Actually, I had a minor setback yesterday morning, but all in all I'm still feeling pretty good...

 

I stayed at the new girls house on Thursday night, and left from her place to head to work on Friday morning...

 

The new girl lives in the same town as the old one, just on opposite ends. Sure enough, on the drive to work, I drove by the ex going the other way. I doubt she noticed me due to the volume of traffic, but I did see her.

 

It shook me up for a few hours, but still, I was strong enough not to contact her. It was the first time since I moved my stuff out that I have been anywhere near where she was. Usually we would never be in the same locations. It just felt odd to see her, even just driving her car.

 

I woke up this morning pretty much feeling as I did after seeing her yesterday.
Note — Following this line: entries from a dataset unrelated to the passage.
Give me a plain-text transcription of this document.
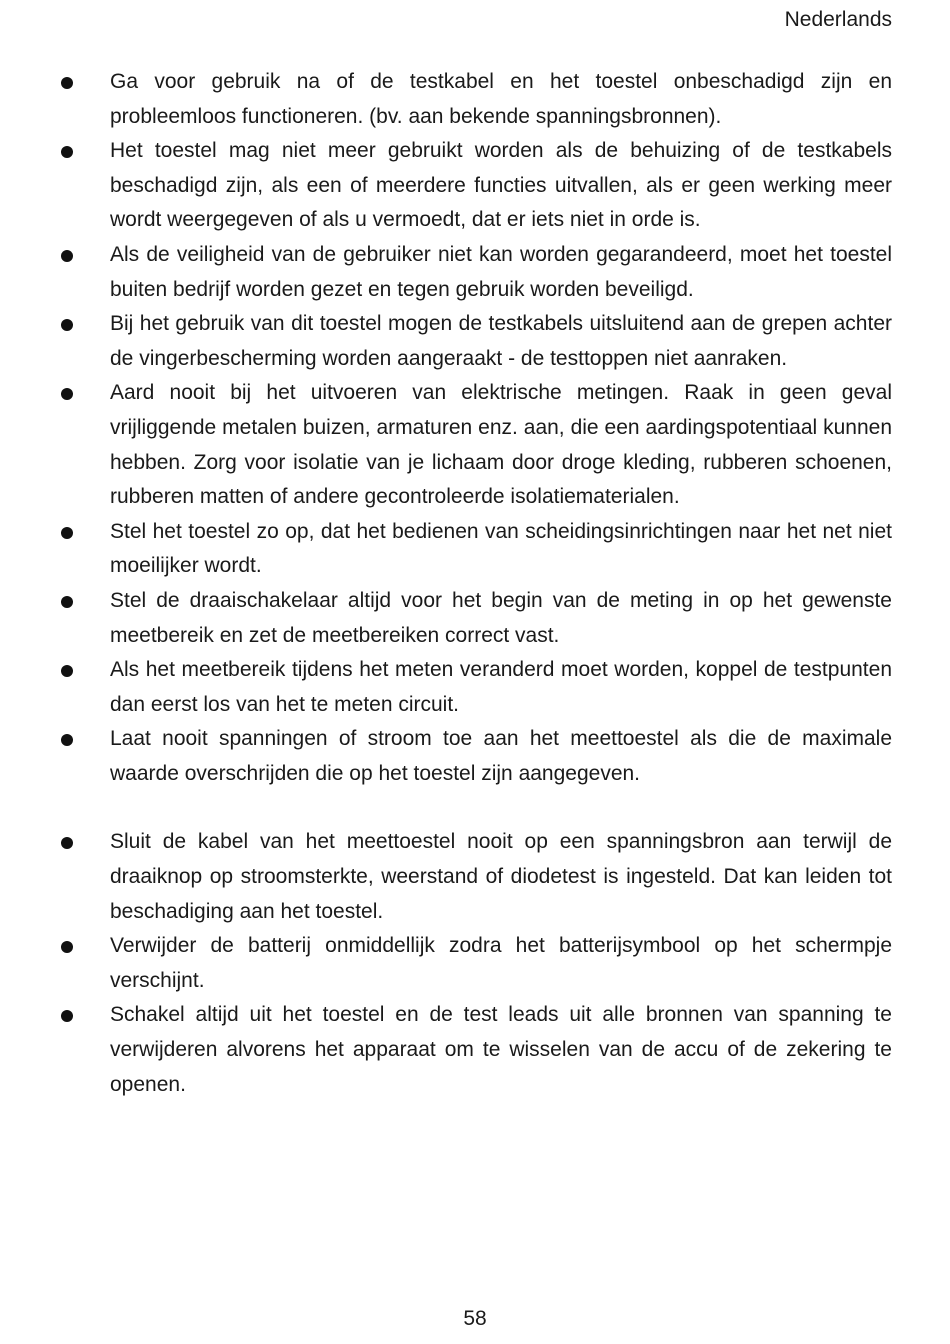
Nederlands
Ga voor gebruik na of de testkabel en het toestel onbeschadigd zijn en probleemloos functioneren. (bv. aan bekende spanningsbronnen).
Het toestel mag niet meer gebruikt worden als de behuizing of de testkabels beschadigd zijn, als een of meerdere functies uitvallen, als er geen werking meer wordt weergegeven of als u vermoedt, dat er iets niet in orde is.
Als de veiligheid van de gebruiker niet kan worden gegarandeerd, moet het toestel buiten bedrijf worden gezet en tegen gebruik worden beveiligd.
Bij het gebruik van dit toestel mogen de testkabels uitsluitend aan de grepen achter de vingerbescherming worden aangeraakt - de testtoppen niet aanraken.
Aard nooit bij het uitvoeren van elektrische metingen. Raak in geen geval vrijliggende metalen buizen, armaturen enz. aan, die een aardingspotentiaal kunnen hebben. Zorg voor isolatie van je lichaam door droge kleding, rubberen schoenen, rubberen matten of andere gecontroleerde isolatiematerialen.
Stel het toestel zo op, dat het bedienen van scheidingsinrichtingen naar het net niet moeilijker wordt.
Stel de draaischakelaar altijd voor het begin van de meting in op het gewenste meetbereik en zet de meetbereiken correct vast.
Als het meetbereik tijdens het meten veranderd moet worden, koppel de testpunten dan eerst los van het te meten circuit.
Laat nooit spanningen of stroom toe aan het meettoestel als die de maximale waarde overschrijden die op het toestel zijn aangegeven.
Sluit de kabel van het meettoestel nooit op een spanningsbron aan terwijl de draaiknop op stroomsterkte, weerstand of diodetest is ingesteld. Dat kan leiden tot beschadiging aan het toestel.
Verwijder de batterij onmiddellijk zodra het batterijsymbool op het schermpje verschijnt.
Schakel altijd uit het toestel en de test leads uit alle bronnen van spanning te verwijderen alvorens het apparaat om te wisselen van de accu of de zekering te openen.
58
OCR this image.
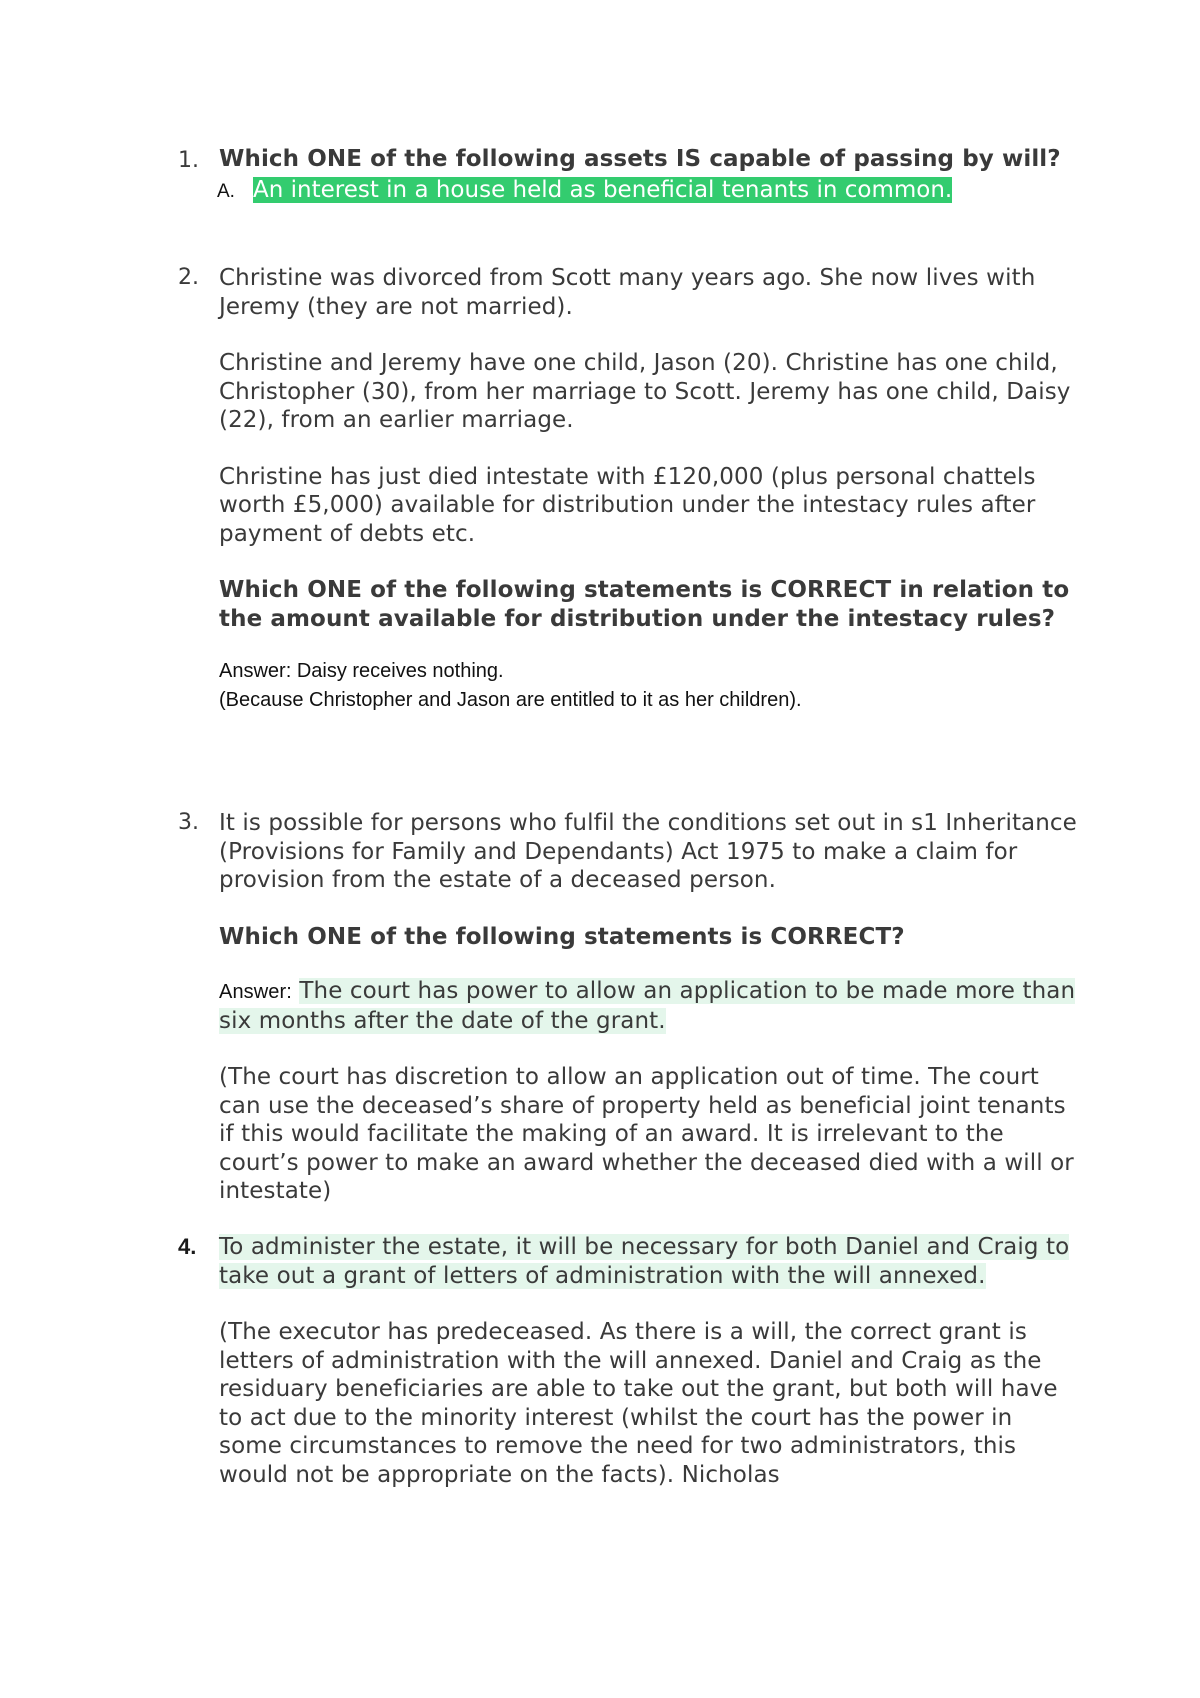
1. Which ONE of the following assets IS capable of passing by will?
A. An interest in a house held as beneficial tenants in common.
2. Christine was divorced from Scott many years ago. She now lives with Jeremy (they are not married).
Christine and Jeremy have one child, Jason (20). Christine has one child, Christopher (30), from her marriage to Scott. Jeremy has one child, Daisy (22), from an earlier marriage.
Christine has just died intestate with £120,000 (plus personal chattels worth £5,000) available for distribution under the intestacy rules after payment of debts etc.
Which ONE of the following statements is CORRECT in relation to the amount available for distribution under the intestacy rules?
Answer: Daisy receives nothing.
(Because Christopher and Jason are entitled to it as her children).
3. It is possible for persons who fulfil the conditions set out in s1 Inheritance (Provisions for Family and Dependants) Act 1975 to make a claim for provision from the estate of a deceased person.
Which ONE of the following statements is CORRECT?
Answer: The court has power to allow an application to be made more than six months after the date of the grant.
(The court has discretion to allow an application out of time. The court can use the deceased’s share of property held as beneficial joint tenants if this would facilitate the making of an award. It is irrelevant to the court’s power to make an award whether the deceased died with a will or intestate)
4. To administer the estate, it will be necessary for both Daniel and Craig to take out a grant of letters of administration with the will annexed.
(The executor has predeceased. As there is a will, the correct grant is letters of administration with the will annexed. Daniel and Craig as the residuary beneficiaries are able to take out the grant, but both will have to act due to the minority interest (whilst the court has the power in some circumstances to remove the need for two administrators, this would not be appropriate on the facts). Nicholas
I miss her an awful lot, but I still realize that only SHE can turn this around. I did all I could. I'm still continuing my walk away from her, there is no sense in bothering to chase. It's just not worth it if she doesn't see my worth ON HER OWN.

Posted

One month, huh? that's tough. this is my 8th. i can't say that things necessarily get "better", but they do tone down a bit. i don't see her because we're not in the same state anymore, but her friends were mine, so my friends still mention her and i get that queasy feeling. anyhow, i'm glad that you were brave enough to keep out of contact. I think contact is what makes it hard. although you may never forget her until you die, i hope that you'll be able to move on safely, and become a better person, learning from your mistakes. good luck, be strong now!